Combining the floral and skin odor blends is also of interest as they induce sensory activity in entirely different classes of sensory neurons, with floral odors being detected by olfactory receptors (ORs), whereas the detection of the human odor blend, consisting of amines and acids, is entirely restricted to ionotropic receptors (IRs) expressed in grooved peg sensilla[56]. Accordingly, the input from floral and human odor is complementary and induces responses in separate olfactory subcircuits [57]. Combination of input from these subcircuits often lead to synergistic trap catches in other insect taxa example in Drosophila flies [58]. In mosquitoes, however, the relative importance of the OR and IR subcircuitry may differ between distinct behaviors, such as orientation to nectar versus blood host resources [59]. How a combination of input from these classes of sensory neurons influences capture rates in mosquitoes, and e.g. synergize capture rates of each blend separately, has not been systematically analysed. The tests performed here indicate that different from some other insect taxa, IR and OR input does, perhaps surprisingly, not necessarily synergize. Whereas this may indicate a fundamental odor-coding difference between the taxa, it may also simply be due to that the combination, release rates and ratios require further adjustment.
The results further suggest that a previous blood meal experience modulates olfactory preference. Shifts in blood host preference has been reported for mosquitoes [60,61]. Similarly, shifts in preference have been found depending on internal state, such as age, mating status, physiological status, and blood feeding status [62-64]. The modulation observed here, from floral to skin odor, also implies that following a bloodmeal mosquitoes may increasingly ‘weigh’ input from the IR circuitry, tuned to vertebrate hosts, in behavioural preference. Further research is needed to more in depth evaluate protracted effects of a blood meal on nutritional status and preference modulation, as implied by our results.

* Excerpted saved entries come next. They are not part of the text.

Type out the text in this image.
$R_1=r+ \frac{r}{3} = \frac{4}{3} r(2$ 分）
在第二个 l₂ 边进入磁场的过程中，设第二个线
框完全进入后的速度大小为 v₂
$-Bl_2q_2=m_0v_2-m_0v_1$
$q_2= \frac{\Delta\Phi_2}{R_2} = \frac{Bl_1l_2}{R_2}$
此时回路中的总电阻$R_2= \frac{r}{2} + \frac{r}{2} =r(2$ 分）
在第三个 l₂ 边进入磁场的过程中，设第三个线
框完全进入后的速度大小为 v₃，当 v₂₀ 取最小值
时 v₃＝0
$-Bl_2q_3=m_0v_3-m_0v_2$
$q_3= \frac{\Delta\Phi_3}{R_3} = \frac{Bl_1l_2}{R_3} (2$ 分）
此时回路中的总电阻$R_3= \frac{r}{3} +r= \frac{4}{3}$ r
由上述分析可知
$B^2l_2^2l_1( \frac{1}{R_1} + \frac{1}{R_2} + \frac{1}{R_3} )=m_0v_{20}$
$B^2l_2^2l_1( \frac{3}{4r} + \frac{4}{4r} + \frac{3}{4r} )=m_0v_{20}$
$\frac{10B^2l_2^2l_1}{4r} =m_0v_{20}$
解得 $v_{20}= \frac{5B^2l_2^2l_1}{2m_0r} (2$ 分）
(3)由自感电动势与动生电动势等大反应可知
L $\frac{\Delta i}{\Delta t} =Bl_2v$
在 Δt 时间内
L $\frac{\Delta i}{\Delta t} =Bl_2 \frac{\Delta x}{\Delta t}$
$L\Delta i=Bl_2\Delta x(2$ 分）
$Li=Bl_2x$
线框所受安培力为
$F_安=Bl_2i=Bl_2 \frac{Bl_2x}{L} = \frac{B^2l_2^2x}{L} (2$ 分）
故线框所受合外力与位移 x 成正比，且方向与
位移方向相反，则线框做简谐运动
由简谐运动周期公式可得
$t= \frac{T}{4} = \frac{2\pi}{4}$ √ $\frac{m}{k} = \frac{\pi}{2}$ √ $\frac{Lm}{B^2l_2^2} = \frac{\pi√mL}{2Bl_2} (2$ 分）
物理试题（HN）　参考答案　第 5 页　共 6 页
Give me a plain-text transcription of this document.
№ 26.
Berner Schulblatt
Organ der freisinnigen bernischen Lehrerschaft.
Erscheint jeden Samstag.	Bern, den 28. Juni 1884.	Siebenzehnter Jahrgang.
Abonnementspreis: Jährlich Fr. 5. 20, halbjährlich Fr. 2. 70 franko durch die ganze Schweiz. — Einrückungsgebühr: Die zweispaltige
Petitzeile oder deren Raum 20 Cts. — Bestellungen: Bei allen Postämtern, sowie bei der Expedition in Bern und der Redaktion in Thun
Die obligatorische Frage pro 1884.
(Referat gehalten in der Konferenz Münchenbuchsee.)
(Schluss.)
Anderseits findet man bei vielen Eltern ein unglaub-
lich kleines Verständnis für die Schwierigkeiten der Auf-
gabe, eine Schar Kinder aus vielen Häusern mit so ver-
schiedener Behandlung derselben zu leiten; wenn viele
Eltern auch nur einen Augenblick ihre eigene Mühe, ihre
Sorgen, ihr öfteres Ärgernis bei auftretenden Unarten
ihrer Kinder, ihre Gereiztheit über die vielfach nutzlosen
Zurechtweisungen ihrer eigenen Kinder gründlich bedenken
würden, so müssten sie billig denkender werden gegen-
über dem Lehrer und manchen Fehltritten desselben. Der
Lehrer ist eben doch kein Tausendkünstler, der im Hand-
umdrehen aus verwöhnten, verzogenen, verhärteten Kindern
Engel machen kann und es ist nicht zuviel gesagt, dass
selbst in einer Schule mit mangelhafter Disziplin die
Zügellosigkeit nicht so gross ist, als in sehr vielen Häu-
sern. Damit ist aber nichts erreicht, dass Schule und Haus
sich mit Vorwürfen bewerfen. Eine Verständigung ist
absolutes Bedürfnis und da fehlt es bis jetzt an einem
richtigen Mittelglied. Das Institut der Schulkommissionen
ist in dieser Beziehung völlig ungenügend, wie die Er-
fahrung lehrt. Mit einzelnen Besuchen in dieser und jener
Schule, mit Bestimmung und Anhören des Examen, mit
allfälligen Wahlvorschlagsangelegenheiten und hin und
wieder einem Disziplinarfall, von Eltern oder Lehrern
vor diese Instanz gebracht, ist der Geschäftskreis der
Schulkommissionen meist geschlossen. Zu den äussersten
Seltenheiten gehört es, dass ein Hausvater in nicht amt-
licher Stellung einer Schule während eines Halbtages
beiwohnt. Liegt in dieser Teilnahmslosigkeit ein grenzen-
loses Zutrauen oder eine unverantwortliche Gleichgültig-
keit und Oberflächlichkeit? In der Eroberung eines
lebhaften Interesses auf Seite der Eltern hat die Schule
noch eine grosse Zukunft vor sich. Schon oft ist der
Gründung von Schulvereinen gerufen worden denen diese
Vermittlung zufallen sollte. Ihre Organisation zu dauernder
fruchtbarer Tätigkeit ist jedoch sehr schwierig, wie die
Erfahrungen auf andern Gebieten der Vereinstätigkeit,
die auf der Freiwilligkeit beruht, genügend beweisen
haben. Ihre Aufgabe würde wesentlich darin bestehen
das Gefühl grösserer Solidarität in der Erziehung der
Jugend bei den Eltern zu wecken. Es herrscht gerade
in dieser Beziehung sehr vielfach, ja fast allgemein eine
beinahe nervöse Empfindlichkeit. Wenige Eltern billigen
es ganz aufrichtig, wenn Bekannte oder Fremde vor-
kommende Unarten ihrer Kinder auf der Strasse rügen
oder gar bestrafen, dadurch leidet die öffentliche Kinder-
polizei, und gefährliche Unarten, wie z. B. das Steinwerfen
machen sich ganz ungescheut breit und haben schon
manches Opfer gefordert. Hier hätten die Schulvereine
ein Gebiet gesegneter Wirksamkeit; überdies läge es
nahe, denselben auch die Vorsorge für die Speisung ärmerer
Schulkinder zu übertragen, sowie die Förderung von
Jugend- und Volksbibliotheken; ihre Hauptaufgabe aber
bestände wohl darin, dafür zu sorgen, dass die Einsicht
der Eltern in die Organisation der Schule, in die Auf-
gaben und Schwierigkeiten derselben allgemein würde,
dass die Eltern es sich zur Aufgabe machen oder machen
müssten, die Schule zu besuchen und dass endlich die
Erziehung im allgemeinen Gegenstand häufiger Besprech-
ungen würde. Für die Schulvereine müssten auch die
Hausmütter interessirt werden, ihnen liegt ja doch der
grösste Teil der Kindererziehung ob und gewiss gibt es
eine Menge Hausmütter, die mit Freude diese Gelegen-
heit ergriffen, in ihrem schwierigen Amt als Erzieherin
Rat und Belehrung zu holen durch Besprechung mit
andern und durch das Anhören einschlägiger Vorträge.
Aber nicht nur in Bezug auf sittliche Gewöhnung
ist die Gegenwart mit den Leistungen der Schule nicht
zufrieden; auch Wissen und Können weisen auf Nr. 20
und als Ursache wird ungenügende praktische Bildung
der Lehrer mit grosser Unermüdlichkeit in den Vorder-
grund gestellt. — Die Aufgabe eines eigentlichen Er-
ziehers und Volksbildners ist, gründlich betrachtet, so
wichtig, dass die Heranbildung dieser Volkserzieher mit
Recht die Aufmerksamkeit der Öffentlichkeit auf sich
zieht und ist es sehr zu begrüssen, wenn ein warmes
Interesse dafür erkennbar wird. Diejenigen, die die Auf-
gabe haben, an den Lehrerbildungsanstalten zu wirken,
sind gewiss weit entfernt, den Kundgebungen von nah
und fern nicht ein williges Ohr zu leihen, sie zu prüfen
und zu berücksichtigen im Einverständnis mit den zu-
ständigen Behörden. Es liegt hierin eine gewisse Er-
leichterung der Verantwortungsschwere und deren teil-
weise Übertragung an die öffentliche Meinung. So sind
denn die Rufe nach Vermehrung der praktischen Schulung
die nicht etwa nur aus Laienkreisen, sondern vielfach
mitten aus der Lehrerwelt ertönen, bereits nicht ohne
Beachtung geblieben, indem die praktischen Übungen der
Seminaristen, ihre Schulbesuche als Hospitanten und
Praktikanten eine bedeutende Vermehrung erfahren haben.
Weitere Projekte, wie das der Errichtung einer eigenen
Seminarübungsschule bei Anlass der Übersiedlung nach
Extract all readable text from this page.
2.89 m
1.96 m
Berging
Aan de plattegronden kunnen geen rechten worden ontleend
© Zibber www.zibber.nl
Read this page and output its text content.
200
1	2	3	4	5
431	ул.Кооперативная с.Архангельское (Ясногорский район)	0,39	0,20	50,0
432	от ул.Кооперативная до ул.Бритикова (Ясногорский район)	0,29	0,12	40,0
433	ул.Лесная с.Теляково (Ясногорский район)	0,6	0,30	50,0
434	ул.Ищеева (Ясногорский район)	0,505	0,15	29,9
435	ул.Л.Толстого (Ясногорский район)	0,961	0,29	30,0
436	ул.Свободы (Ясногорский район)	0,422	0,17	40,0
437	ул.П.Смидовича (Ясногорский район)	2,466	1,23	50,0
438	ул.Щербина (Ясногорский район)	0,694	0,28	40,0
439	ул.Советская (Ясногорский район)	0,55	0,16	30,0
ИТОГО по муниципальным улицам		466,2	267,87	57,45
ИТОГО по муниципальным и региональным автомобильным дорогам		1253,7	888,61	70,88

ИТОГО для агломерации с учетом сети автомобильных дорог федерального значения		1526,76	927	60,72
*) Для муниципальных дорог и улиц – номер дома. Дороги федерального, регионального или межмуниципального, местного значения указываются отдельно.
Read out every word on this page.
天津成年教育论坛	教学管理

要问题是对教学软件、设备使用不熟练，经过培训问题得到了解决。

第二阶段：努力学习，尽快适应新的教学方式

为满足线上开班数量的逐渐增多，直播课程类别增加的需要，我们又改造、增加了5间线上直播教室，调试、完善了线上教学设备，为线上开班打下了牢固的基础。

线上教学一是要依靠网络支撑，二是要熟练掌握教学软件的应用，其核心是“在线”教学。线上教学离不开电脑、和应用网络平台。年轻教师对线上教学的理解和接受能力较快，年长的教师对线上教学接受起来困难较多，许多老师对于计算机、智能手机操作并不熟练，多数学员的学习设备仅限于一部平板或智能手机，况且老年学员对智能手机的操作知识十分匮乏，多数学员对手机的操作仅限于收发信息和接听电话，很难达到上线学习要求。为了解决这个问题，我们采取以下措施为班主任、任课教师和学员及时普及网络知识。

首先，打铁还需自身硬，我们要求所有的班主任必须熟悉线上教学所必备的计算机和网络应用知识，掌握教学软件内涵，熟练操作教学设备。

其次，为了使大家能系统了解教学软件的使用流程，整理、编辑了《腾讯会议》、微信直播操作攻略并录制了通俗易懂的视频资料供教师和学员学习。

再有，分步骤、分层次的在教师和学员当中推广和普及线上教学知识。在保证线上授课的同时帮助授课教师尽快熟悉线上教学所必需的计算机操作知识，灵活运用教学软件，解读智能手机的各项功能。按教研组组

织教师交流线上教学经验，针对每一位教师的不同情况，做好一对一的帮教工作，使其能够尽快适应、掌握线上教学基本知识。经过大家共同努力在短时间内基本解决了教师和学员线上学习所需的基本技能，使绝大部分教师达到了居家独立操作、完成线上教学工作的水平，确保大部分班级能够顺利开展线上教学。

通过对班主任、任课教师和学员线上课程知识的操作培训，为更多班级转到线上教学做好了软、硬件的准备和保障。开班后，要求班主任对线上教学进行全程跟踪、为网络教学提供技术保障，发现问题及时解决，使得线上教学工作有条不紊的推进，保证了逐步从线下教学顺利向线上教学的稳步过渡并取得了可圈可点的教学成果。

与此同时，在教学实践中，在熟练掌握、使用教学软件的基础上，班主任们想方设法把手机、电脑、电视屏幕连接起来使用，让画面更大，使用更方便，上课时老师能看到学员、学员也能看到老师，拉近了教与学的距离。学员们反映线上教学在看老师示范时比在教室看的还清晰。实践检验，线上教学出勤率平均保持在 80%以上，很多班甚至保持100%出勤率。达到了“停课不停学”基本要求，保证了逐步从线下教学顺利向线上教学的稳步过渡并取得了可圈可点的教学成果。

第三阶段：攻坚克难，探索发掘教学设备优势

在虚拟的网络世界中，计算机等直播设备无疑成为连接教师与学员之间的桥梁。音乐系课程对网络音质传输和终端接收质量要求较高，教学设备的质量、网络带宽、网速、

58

From an applied perspective the results offer interesting angles. Although we did not find any augmentation of trap catches by combining floral and skin odors, the combination did catch both nulliparous and parous mosquitoes (which differs slightly from earlier reports, 37-40), and would therefore attract mosquitoes relatively independently of physiological status, these being either searching to replenish carbohydrate energy reserves for flight and maintenance (floral odors) [19, 65,66] or searching for hosts to support reproduction (skin lure, a human skin-mimicking blend of volatiles) [28,67,68]. Although there was significant attraction to either floral and skin odor blends, alone and in combination, to both parous and non-parous females, this study did not compare the attraction of the blends to a living human. Further research is needed to assess the attractiveness of the new odour blends compared to that of humans in natural field settings.